Sta facendo non poco discutere la scelta di utilizzare la melodia de Lu rusciu de lu mare come base per un brano intitolato “U latitanti”

Lu rusciu de lu mare è forse una delle canzoni più belle della tradizione popolare salentina. Una canzone struggente che narra dell’amore impossibile tra una nobildonna un’aristocratica, figlia di un reale spagnolo, e un soldato. Una storia che ha come sfondo un’epoca in cui nessuno poteva sottrarsi ai propri doveri, un canto malinconico conosciuto in tutto il mondo e diventato il simbolo del Salento. Per questo, sembra impossibile che la musica sia stata usata come melodia di un brano intitolato “U latitanti” di Teresa Merante, che racconta l’arresto di Rocco Castiglione nelle campagne di Roccabernarda. Il video, che vanta più di 3milioni di visualizzazioni, è pieno di commenti di salentini e non che hanno riconosciuto quelle note inconfondibili.

Chi ha pensato all’incipit di un altro brano di casa nostra le “radici ca tieni” ha segnalato l’accaduto ai Sud Sound Sytem  che hanno subito condiviso sui social la loro indignazione.  Una indignazione subito condivisa come dimostrano i commenti.

Il post dei SSS

«Abbiamo appreso con dolore e rammarico che esiste un brano intitolato ‘U latitanti’ di Teresa Merante che inneggia ai latitanti di mafia e che questo brano usa la melodia de “Lu rusciu de lu mare” una tra le più belle canzoni che la cultura salentina abbia espresso, ormai famosa in tutto il mondo e che in molti riteniamo essere l’inno del Salento. Noi Sud Sound System – si legge – con questo comunicato esprimiamo la nostra rabbia contro chi ha usato in modo indegno e incivile una delle melodie a cui siamo legati!L’amore per questo brano ci ispirò nel 2003 a scrivere “Radici ca tieni” il nostro inno contro ogni razzismo, una dichiarazione d’amore verso la nostra terra, il nostro dialetto, la nostra musica e verso le culture di tutti i popoli. Un vero gesto d’amore, in continuità con i sentimenti espressi da “lu rusciu dellu mare”, una canzone d’amore, di una relazione impossibile dai contorni amari, ma che riesce a cancellare ogni dolore proprio grazie all’amore, cioè cantandolo al mondo intero.».

L’appello ai salentini

«Anche se “Lu rusciu de lu mare” è una canzone popolare i cui diritti d’autore sono di pubblico dominio e pertanto utilizzabile da tutti – proseguono – rinnoviamo il nostro sdegno nell’averlo abusato per appoggiare la mafia, un’organizzazione che da 160 anni opera per distruggere la nostra terra mostrandola al mondo come teatro di crimini efferati e prostrandola all’arretratezza e alla corruzione. Il sacrificio di chi è morto per difendere la nostra terra non merita un insulto così miserabile per questo continueremo a dedicare “radici ca tieni” a Peppino Impastato, a Renata Fonte, a Falcone, Borsellino e alla loro scorta dove perì il nostro conterraneo Antonio Montinaro e tutti i figli di questa terra che hanno dato la vita per combattere le mafie.».

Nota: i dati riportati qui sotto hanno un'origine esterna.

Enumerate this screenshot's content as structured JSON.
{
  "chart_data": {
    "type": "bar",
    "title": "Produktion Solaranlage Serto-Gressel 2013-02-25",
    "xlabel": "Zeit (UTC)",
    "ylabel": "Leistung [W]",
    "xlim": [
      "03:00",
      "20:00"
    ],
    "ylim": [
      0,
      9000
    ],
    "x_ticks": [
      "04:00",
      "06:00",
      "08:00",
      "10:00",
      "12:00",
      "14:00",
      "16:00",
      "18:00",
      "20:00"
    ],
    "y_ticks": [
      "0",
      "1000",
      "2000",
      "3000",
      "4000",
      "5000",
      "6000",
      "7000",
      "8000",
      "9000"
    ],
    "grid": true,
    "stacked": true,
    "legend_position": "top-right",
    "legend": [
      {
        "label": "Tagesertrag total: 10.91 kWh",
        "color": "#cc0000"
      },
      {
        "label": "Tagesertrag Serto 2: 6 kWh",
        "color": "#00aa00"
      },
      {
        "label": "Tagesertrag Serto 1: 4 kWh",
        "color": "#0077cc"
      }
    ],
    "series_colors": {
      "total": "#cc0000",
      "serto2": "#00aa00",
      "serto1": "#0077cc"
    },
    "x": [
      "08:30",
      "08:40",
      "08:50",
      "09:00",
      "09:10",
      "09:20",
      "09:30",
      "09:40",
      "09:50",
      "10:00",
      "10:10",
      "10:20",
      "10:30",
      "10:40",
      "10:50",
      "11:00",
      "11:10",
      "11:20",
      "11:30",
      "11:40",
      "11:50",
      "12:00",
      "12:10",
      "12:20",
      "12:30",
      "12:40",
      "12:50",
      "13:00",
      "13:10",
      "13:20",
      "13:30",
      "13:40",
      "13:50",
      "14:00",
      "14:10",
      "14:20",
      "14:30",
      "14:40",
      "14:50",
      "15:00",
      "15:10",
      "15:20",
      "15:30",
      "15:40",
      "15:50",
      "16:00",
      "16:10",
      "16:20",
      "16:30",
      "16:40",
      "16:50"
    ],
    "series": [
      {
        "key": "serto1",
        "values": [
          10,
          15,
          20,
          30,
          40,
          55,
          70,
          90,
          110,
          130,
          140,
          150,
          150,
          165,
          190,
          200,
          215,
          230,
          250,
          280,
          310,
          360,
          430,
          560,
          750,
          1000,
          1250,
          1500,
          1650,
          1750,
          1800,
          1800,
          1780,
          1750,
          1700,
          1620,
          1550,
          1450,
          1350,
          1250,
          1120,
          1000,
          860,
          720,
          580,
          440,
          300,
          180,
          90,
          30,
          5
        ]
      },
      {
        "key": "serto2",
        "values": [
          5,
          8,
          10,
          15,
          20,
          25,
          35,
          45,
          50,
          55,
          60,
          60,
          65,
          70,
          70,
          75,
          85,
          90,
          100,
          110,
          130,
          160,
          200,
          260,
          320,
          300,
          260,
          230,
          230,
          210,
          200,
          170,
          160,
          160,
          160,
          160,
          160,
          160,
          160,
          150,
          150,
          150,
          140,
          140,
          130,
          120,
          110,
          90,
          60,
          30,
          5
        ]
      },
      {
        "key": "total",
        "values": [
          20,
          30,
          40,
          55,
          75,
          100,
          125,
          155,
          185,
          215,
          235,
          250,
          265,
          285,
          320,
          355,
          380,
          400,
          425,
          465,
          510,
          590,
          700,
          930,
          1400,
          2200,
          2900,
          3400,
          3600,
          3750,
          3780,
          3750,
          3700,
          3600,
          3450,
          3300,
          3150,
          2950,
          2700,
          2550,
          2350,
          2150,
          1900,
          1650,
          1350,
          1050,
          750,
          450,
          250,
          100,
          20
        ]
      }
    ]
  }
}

Il gruppo salentino chiude il lungo post con un appello perché «si uniscano contro questo brano che infanga la nostra cultura».

Anche la Fondazione della Notte della Taranta ha deciso di scendere in campo. «Con immediatezza incaricheremo un avvocato penalista al fine di presentare un esposto alla magistratura per accertare eventuali reati commessi e al tempo per esprimere la totale lontananza della nostra musica popolare da certe pratiche criminali».